The program considers the data in the spreadsheet to be a 2-dimensional array of data, with each element being identified by both a row and a column location. Because of this, we need to know both the row and column in which our winner’s name is located. The row has already been determined by the program. But the column depends on which column contains the names of the people in attendance. In my case, it’s the first, or 0th column in the spreadsheet. The name I want to display then, is the data located in the values array at [randomNum][0]. If your spreadsheet is set up differently, this may need to be adjusted.

display the winner's name

display the winner’s name

sheet.getRange('C2').setValue(values[randomNum][0]);

Run the Program

Lastly, you will need a way to run the program. You can do this by opening the selectWinner script and running it from the script editor. That is possible. But Google Apps Script also allows for custom menus.

insert a custom menu

insert a custom menu

By inserting a custom menu you can select and run scripts right from the spreadsheet without having to open the script editor.

function onOpen() {
var ss = SpreadsheetApp.getActiveSpreadsheet();
var menuEntries = [ {name: "Select Winner", functionName: "selectWinner"}];
ss.addMenu("Scripts", menuEntries);
}


   2 Comments


  1. Corey Coble
      March 1, 2016

    When I tried to do this, the “Scripts” option was not available. I was able, in Google Scripts, to “test as add-on”. It ran great in the Add-ons part of Sheets. Was there a step I missed?

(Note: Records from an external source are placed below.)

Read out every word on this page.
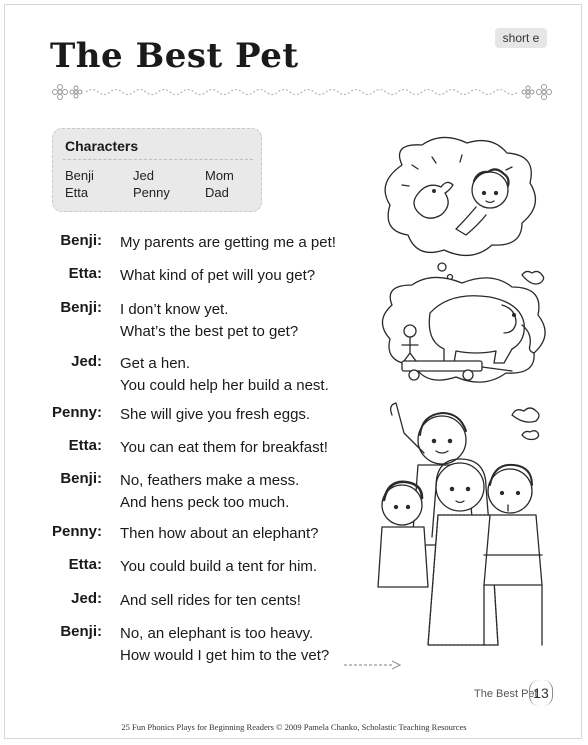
The Best Pet	short e
Characters
Benji	Jed	Mom
Etta	Penny	Dad
Benji: My parents are getting me a pet!
Etta: What kind of pet will you get?
Benji: I don’t know yet.
What’s the best pet to get?
Jed: Get a hen.
You could help her build a nest.
Penny: She will give you fresh eggs.
Etta: You can eat them for breakfast!
Benji: No, feathers make a mess.
And hens peck too much.
Penny: Then how about an elephant?
Etta: You could build a tent for him.
Jed: And sell rides for ten cents!
Benji: No, an elephant is too heavy.
How would I get him to the vet?
The Best Pet
13
25 Fun Phonics Plays for Beginning Readers © 2009 Pamela Chanko, Scholastic Teaching Resources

    Also, I ran into an error when I made my own. I forgot to change the name of the sheet to what I named it in the script. SpreadsheetApp.getActiveSpreadsheet().getSheetByName(“Attendance”);
    I didn’t see that in the instructions or comments. Might be a good instruction to add to be sure to name your sheet the same as what you are calling in the “getSheetByName”.

    Thanks for a fun introduction to Scripts that I can use in my classroom.

    • Daniel VandeBunte
        March 6, 2016

      Thanks for your comment and suggestion. I will add a bit to account for the spreadsheet name.

      When I wrote the script (August, 2015) you would write and access scripts using the Script Editor option under the “Tools” menu. Adding a custom menu using a script was fairly common among apps scripters. Since that time, I seem to recall Google disabling that ability in new spreadsheets, pushing scripts to the add-ons menu.

      Since the script is owned by me, it may also be the case that users cannot run the script from the original source unless they do so as an add-on. You may be able to get around this by accessing the script itself and copying and pasting the source code into a new script file.